Born of necessity and the desperate times of the 1890s to 1930s, the wagga was the bushman’s blanket, made by pioneering men from old jute wheat sacks and wool bales.
As it evolved, women replaced the rough jute sacks with calico flour bags, fabric swatches and bits of old clothes.
The wagga embodies “the make-do Aussie spirit”, according National Wool Museum director Padraic Fisher.
“Necessity: waggas and the art of making do shows us that even in challenging times our designs can be quite extraordinary,” he said,
“In Australia, this art of making do has a long and rich history.”

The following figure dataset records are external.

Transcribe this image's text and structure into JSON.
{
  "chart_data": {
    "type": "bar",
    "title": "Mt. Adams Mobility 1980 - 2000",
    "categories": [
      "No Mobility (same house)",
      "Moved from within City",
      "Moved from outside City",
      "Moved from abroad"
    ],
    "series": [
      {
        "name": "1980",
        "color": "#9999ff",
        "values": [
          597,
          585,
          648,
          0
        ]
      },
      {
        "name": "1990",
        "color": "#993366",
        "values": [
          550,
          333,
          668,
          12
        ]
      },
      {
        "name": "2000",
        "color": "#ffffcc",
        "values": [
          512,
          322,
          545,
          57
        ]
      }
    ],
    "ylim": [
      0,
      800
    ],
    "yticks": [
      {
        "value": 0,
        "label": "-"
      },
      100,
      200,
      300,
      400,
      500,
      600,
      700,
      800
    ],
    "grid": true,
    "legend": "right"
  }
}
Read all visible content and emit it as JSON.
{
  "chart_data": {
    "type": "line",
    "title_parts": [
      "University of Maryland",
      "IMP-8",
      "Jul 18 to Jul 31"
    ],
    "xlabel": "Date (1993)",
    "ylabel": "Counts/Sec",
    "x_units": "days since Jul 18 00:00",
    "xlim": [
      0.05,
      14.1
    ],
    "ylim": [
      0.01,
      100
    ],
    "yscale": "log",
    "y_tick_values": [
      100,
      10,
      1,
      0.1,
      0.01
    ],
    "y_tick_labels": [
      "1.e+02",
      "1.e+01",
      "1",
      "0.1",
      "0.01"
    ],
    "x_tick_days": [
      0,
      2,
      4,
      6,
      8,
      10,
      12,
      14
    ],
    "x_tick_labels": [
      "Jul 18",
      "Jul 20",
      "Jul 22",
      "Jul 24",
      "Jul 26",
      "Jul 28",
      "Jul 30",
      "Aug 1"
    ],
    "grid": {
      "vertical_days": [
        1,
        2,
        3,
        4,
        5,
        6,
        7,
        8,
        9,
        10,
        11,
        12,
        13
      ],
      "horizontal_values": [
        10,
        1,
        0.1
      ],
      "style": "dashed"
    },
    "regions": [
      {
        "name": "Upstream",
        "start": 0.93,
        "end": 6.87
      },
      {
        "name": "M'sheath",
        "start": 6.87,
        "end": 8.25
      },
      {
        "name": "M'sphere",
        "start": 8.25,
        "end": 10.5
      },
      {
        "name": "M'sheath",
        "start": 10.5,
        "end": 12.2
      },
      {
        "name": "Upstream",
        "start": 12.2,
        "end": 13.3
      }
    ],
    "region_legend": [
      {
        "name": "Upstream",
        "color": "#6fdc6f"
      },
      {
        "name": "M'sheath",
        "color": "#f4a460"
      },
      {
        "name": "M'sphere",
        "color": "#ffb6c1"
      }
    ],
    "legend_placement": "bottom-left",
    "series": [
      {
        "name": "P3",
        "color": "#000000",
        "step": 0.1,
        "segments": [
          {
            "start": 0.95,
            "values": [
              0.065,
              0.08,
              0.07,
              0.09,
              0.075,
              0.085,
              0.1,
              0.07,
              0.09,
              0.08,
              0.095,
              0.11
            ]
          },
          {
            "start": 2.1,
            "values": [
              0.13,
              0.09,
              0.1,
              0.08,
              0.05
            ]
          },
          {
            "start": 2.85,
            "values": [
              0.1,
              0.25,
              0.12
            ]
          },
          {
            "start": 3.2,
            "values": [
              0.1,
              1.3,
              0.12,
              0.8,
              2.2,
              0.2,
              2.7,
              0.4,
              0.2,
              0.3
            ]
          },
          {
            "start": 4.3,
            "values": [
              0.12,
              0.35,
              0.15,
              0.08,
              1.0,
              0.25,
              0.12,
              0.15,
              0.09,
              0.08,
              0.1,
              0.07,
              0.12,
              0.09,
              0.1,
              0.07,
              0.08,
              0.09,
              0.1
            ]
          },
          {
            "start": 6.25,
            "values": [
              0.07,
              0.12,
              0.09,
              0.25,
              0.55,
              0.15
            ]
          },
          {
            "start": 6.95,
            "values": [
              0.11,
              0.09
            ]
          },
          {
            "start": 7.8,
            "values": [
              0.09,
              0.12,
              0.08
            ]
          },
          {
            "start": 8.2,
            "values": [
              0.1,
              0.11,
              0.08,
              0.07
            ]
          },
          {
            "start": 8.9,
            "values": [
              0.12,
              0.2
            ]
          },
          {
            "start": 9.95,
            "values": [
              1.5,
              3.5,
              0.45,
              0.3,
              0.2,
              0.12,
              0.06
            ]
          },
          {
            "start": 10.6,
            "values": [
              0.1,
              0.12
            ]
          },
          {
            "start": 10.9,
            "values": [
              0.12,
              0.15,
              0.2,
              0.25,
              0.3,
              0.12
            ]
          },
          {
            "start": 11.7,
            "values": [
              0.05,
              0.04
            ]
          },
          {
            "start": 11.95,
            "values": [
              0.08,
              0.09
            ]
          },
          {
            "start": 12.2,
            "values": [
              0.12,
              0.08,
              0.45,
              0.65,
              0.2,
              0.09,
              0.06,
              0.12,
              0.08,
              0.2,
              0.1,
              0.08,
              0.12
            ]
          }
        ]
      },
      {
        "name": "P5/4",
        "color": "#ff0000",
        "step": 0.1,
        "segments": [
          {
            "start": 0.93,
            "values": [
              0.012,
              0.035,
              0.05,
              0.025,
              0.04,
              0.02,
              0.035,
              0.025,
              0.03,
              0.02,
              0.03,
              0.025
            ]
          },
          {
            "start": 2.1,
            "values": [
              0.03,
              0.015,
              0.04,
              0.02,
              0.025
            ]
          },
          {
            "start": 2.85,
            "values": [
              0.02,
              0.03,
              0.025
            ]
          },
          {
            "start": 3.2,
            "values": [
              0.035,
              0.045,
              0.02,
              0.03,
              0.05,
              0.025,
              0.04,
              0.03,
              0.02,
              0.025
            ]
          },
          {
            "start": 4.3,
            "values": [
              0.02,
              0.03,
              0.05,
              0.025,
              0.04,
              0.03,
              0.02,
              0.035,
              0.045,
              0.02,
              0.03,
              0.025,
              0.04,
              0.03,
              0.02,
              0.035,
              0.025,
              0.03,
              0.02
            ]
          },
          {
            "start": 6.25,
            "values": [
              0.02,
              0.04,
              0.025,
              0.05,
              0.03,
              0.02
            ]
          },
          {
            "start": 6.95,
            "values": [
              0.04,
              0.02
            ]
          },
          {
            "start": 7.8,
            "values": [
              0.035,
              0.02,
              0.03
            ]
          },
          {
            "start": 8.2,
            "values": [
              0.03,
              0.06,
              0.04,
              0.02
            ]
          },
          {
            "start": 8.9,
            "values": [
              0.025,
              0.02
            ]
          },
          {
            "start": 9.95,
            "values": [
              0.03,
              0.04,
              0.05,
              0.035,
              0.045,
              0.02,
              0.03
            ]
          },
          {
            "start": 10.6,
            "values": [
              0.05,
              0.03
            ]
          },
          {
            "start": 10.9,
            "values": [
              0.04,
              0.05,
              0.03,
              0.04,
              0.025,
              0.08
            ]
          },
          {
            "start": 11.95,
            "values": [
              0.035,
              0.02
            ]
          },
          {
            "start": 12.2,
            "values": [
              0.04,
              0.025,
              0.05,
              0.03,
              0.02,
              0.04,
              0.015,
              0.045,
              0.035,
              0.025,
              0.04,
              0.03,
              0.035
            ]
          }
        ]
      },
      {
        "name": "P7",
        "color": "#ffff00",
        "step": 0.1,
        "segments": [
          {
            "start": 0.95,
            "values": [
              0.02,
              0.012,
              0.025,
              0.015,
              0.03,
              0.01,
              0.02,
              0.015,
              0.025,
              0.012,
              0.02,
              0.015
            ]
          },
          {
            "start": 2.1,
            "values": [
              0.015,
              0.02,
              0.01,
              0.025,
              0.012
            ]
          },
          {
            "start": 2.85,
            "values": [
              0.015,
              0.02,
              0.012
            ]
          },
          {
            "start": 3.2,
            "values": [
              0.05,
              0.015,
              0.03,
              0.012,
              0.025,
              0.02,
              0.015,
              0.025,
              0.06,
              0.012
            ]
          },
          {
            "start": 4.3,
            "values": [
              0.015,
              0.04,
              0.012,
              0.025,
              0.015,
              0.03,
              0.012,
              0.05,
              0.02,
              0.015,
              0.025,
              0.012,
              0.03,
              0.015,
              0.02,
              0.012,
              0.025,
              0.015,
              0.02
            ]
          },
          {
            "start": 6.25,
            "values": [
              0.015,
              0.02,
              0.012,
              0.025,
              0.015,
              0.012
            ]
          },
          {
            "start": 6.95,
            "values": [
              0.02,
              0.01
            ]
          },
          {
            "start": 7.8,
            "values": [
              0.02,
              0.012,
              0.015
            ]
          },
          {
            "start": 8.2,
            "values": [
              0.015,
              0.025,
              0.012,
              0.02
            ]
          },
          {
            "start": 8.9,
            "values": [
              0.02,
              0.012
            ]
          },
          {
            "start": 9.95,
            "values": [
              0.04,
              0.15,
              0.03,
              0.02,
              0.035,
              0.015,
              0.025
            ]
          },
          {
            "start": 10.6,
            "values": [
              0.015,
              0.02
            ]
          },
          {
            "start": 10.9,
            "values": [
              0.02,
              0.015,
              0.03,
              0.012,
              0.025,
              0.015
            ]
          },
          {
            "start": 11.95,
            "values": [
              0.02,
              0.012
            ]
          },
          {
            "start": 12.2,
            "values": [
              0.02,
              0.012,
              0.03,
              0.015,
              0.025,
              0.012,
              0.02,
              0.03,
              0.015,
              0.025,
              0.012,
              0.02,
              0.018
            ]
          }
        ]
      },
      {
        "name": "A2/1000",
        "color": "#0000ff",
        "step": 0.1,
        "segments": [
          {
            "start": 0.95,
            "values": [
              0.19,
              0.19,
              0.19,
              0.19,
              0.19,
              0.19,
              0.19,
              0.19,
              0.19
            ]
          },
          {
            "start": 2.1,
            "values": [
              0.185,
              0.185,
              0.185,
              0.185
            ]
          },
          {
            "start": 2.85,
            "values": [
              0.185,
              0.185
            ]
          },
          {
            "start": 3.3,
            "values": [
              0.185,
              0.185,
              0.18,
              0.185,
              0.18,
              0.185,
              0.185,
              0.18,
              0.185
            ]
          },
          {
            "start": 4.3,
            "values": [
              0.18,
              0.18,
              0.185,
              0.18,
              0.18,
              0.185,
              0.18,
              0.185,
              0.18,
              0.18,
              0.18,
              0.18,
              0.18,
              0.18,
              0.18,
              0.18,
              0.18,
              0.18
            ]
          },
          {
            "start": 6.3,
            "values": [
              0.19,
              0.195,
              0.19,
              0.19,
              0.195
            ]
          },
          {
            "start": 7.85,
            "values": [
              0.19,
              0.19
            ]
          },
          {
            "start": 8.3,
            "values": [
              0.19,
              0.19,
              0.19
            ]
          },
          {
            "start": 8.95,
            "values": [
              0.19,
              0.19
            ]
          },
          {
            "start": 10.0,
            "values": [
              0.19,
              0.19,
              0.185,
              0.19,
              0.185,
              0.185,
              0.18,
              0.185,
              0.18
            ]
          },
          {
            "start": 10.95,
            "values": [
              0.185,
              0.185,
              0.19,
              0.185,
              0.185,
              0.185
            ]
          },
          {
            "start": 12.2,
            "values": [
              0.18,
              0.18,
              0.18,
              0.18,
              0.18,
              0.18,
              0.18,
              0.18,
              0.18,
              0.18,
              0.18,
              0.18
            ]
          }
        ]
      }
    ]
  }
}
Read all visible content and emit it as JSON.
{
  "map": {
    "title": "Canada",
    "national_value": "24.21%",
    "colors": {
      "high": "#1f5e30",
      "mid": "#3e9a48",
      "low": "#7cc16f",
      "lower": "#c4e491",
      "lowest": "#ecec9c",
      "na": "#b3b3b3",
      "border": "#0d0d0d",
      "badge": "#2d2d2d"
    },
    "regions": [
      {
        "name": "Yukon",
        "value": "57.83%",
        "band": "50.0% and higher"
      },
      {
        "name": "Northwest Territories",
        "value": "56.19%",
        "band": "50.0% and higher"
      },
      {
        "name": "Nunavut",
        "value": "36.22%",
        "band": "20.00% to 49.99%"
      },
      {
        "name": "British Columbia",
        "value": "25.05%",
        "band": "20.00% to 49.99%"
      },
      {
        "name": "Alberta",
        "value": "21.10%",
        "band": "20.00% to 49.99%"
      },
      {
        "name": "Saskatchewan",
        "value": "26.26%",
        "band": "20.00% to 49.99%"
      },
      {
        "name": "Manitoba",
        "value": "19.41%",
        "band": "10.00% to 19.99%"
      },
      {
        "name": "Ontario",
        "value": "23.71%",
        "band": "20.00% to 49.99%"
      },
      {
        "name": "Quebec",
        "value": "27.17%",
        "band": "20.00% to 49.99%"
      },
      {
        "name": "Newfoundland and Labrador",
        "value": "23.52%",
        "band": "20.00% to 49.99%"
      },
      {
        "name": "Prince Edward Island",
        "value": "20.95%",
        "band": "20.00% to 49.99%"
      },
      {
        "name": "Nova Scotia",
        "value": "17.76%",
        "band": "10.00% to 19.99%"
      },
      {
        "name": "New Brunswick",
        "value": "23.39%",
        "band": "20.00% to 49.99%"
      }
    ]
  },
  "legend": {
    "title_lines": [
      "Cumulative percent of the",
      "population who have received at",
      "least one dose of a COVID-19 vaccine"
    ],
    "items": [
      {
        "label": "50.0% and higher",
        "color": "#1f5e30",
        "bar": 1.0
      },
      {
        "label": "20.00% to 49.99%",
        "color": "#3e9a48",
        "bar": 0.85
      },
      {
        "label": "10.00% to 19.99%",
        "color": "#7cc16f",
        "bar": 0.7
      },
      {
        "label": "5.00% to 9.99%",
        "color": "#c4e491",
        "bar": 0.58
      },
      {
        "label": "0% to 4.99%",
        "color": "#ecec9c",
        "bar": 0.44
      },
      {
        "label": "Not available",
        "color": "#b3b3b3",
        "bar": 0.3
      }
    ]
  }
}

Taking inspiration from the wagga, the exhibition presents a range of other creations borne of necessity from across the centuries.
These objects include a wool fragment recovered from the 1797 Sydney Cove shipwreck, a maid’s dress from 1840, two rare Jimmy Possum chairs, contraband from the Geelong Gaol and even an upcycled cardboard sleeping bag.
The exhibit also includes contemporary community quilting projects to show that the art of making do “is still with us and continues to thrive today”.
“As we marvel at furniture, dresses and waggas cobbled together from scarce materials available at the time, it is vital we recognise the ingenuity and skills of making do,” Mr Fisher said.
“Exhibitions like this are important because they help connect us. Like a handshake across time, they bring us closer to those who made and used these objects and the lives they lived.”
Mayor Stephanie Asher said the exhibition told the stories of treasured family pieces and the people they are connected to.
“Council is dedicated to the preservation and promotion of Australian heritage quilts and waggas as part of cultural programming at the National Wool Museum,” Cr Asher said.
“Through [various other] ongoing programs we continue to support this commitment and help tell the deeper stories of these treasured pieces.”